Let this game serve as notice for anyone who thought the Houston Rockets were going to blow the Portland Trail Blazers out in this series. If the young guns on Portland were overwhelmed by the big stage of the Playoffs, they overcame it quickly. The Houston Chronicle headline should read “Houston, we have a series.”
The Blazers got out early, as we knew they would after such a humiliating defeat in Game 1, but Ron Artest kept Houston in it by going off in the 1st quarter like Eminem on his mother. Then he decided to fire brick after brick from behind the line, finishing 1-8 there. It’s really hard to explain. Maybe there was a forcefield blocking his entrance to the lane? Or maybe Artest has fallen in love with the 3. The Rockets are just going to have to grin and bear it. Ron is Ron.
If there is anyone who doesn’t know how money Brandon Roy is, they do now … that is if the game was actually airing in your area. Roy is turning into Houston’s worst enemy and it is amazing that a team with Ron Artest and Shane Battier can’t find a way to at least get in his way. Roy was having one of those games that careers are built on. It was Samuel L. Jackson in Pulp Fiction good. Someone check Roy’s locker to see if he has a wallet that says Bad Mother F&%ker on it.
LaMarcus Aldridge also showed up in a big way and made the Rockets respect a player other than Roy. He may be the player the Rockets should be scared of. Roy can score 60, and tonight it looked like he just might, but without Aldridge hitting buckets the Blazers can’t match Houston’s offense, which is coming from multiple areas. 6 players on Houston scored in double-digits in Game 2.
There will be plenty of Rockets fans who complain about poor officiating. I’m from Houston and even I don’t want to hear it. The Blazers won because they were the more physical team and drove to the basket, getting Yao Ming into foul trouble early, essentially making him a non-factor in this game. With Yao out and Dikembe Mutombo leaving the game with a knee sprain (We hope the House is okay), the lane was all Portland’s to own.

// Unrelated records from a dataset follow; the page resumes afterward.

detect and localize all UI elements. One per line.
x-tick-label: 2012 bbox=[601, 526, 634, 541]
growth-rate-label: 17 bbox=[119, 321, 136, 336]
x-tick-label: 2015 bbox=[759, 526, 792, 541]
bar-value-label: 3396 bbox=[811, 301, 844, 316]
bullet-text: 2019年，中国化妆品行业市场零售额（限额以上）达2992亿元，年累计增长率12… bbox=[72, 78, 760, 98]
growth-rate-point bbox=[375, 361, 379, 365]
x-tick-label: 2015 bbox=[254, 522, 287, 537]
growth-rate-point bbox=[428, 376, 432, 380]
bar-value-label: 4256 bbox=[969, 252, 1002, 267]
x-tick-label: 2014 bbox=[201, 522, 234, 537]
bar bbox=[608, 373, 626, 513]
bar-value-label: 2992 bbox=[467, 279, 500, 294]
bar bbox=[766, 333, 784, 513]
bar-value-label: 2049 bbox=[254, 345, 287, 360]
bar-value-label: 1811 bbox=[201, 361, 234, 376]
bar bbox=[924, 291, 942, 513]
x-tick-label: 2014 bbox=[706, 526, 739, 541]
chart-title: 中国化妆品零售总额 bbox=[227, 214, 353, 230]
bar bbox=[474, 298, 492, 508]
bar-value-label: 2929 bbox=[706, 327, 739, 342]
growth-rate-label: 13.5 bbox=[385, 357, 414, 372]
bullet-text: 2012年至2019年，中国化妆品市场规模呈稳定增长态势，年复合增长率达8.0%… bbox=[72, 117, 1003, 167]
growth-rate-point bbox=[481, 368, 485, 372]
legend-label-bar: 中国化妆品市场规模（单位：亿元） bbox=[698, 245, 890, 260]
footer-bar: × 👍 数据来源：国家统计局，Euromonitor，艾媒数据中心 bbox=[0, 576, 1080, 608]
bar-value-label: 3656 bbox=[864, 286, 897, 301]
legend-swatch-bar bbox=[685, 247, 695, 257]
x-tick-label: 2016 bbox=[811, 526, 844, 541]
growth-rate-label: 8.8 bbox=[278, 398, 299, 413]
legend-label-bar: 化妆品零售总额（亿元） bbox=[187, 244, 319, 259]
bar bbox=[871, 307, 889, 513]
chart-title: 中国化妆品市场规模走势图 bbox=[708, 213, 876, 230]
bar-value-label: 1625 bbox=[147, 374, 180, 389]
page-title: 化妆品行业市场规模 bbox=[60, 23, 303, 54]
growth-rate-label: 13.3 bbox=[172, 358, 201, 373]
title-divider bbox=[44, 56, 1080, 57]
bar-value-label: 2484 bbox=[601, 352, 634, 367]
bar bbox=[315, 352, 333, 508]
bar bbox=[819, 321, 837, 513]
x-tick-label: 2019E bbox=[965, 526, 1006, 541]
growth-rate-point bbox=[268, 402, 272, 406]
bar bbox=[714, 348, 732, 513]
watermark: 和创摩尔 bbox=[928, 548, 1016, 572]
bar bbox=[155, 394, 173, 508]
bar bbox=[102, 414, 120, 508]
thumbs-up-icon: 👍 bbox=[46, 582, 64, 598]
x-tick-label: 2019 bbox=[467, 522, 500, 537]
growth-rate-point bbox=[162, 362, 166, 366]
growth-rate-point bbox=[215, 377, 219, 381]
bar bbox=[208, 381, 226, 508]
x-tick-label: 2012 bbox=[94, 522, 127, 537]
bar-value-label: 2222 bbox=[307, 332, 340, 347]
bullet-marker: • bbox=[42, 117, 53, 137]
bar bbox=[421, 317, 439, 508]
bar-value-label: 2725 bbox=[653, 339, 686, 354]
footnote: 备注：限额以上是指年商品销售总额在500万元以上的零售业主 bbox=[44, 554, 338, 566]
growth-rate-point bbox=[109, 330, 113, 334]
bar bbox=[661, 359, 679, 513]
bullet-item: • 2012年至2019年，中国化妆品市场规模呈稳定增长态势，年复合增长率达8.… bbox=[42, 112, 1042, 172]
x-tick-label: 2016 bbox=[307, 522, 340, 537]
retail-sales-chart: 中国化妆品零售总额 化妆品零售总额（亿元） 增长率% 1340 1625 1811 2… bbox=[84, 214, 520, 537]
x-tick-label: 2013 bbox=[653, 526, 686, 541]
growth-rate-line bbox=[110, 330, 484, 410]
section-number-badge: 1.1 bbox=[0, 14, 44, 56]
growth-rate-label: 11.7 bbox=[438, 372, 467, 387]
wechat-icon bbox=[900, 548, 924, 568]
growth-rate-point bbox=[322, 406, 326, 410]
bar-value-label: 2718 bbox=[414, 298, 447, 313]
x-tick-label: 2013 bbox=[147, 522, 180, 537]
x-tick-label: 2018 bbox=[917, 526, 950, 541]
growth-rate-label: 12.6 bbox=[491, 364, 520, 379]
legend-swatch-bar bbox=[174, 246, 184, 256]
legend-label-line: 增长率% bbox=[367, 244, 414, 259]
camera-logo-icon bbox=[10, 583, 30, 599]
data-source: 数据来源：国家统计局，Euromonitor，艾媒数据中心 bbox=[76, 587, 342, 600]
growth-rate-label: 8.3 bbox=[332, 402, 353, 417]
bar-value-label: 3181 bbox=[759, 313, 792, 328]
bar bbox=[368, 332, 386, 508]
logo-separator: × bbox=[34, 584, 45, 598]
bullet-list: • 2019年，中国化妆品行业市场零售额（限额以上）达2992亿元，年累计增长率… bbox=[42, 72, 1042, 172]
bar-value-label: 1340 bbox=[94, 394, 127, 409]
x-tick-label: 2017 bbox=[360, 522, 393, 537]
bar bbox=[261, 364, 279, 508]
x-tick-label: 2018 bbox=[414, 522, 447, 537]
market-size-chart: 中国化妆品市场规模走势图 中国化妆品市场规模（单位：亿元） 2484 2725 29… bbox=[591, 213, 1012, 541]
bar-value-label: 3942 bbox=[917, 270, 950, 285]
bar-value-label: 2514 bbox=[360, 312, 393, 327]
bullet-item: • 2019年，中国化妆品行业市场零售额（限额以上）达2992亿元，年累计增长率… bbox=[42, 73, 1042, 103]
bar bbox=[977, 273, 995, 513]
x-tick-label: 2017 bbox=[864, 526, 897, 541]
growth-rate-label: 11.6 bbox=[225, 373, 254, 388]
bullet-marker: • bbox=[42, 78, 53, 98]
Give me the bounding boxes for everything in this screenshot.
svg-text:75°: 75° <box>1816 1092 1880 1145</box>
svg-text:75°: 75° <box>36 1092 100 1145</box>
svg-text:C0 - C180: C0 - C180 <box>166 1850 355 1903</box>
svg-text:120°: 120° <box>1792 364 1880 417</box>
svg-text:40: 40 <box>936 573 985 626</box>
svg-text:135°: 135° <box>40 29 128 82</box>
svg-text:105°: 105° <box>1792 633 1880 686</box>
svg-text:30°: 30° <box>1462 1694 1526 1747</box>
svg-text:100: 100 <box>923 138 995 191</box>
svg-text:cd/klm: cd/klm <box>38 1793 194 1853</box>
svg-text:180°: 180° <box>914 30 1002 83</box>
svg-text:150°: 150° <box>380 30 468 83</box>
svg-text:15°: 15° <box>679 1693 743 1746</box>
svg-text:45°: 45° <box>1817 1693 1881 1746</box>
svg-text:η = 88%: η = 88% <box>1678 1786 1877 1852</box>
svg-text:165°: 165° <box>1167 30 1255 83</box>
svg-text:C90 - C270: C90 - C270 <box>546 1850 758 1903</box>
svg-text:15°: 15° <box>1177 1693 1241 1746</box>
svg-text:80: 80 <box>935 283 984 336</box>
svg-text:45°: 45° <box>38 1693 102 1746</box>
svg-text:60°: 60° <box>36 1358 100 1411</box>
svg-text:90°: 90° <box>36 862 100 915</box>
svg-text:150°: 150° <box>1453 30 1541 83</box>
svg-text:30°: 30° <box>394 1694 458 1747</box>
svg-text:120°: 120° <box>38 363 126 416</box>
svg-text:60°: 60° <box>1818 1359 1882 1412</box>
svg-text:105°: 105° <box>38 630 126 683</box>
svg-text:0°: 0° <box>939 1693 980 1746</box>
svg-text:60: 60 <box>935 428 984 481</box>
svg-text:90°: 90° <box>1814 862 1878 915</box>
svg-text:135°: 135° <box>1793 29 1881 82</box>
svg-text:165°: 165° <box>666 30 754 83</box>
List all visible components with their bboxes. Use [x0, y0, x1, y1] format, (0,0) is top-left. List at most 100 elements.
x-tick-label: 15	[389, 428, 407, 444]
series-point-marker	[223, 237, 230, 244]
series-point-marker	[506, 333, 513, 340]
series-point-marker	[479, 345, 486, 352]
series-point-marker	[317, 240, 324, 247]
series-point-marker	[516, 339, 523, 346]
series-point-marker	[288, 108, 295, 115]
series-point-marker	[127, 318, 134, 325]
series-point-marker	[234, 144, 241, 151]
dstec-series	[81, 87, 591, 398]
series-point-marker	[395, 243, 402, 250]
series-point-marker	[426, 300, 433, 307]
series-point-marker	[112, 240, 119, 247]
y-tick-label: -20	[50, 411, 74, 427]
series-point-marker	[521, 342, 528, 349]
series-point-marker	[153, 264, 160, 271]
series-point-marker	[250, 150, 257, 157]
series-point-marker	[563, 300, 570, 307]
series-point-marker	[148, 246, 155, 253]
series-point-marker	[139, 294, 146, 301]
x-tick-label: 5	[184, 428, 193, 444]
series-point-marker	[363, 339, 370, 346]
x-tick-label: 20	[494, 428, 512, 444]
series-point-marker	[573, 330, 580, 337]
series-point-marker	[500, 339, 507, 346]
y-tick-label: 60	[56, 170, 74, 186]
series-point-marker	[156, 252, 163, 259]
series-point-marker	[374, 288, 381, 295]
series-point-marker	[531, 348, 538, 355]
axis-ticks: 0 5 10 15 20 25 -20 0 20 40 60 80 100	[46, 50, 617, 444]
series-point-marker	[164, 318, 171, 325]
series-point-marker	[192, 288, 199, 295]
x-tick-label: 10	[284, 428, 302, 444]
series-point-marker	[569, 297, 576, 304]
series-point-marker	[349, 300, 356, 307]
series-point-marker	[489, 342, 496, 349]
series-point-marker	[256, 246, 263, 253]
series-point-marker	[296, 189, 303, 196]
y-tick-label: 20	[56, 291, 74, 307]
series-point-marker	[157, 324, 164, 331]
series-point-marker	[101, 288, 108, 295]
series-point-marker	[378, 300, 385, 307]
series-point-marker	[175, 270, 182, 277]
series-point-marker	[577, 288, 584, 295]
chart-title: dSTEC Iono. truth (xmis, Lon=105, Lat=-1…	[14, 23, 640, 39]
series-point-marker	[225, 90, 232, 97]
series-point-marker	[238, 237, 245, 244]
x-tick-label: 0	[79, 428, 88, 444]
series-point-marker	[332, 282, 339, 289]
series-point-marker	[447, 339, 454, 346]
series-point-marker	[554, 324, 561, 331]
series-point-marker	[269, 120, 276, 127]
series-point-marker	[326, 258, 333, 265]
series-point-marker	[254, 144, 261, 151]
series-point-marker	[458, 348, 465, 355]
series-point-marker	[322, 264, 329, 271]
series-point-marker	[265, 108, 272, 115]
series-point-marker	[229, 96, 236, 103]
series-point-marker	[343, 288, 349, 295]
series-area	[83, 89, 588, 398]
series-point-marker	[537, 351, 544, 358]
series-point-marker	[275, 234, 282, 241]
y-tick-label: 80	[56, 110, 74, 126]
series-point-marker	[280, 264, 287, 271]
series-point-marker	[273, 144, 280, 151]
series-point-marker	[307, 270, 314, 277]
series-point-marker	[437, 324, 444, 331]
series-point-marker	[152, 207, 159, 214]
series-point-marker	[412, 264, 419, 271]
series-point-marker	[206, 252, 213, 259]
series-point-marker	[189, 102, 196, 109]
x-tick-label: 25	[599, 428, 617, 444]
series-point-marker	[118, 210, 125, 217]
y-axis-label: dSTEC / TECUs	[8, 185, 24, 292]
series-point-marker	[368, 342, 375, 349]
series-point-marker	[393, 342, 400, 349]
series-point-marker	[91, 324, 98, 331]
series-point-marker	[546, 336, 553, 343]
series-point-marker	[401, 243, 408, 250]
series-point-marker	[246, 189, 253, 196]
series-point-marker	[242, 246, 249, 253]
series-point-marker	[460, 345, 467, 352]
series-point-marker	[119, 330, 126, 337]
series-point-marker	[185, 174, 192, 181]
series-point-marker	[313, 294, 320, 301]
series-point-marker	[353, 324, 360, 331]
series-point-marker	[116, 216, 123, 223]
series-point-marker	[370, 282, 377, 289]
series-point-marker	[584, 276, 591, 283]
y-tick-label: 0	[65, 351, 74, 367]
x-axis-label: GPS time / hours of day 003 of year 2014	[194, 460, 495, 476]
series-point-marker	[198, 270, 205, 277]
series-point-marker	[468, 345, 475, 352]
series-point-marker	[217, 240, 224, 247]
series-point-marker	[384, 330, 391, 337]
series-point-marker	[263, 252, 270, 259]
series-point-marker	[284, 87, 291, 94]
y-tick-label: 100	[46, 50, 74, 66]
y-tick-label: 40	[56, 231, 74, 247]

Let’s talk a bit about Yao. I love the big man, but from now on maybe it’s best we call him the Patrick Swayze of the NBA, because no other star in the league can turn into a ghost like him. Yao shot 3-6 from the field. 6 shots. Could you ever imagine Shaquille O’Neal shooting the ball that little in his prime? Why is Yao not swearing in multiple languages at the coaching staff a la Michael Jordan to Doug Collins in Game 5 of the 1989 NBA Playoffs? Keyshawn Johnson wrote the book, but it’s Yao Ming that needs to be saying, “Just give me the damn ball.”
Not all of the blame goes to the players. Rick Adelman had no answer as to how he can get the ball to Yao versus Portland’s fronting him on defense. They better figure it out quickly, because even with 20+ point performances from Aaron Brooks (Brooks made critical mistakes in the 4th, in spite of his scoring) and Von Wafer, they still lost. Props to Nate McMillan for winning the coaching battle in Game 2.
For a match-up featuring two of the best defensive teams in the league, the game had about as much defensive presence as the All-Star game. Both teams shot over 50%, even in a pretty physical game. How can a game be physical and both teams score at will? Welcome to the Blazers-Rockets series. Maybe it’s best not to try and understand a match-up with enigmatic players like Artest, Yao and Mr. Foul, Greg Oden present. Just know that it looks this one is going to 7 games.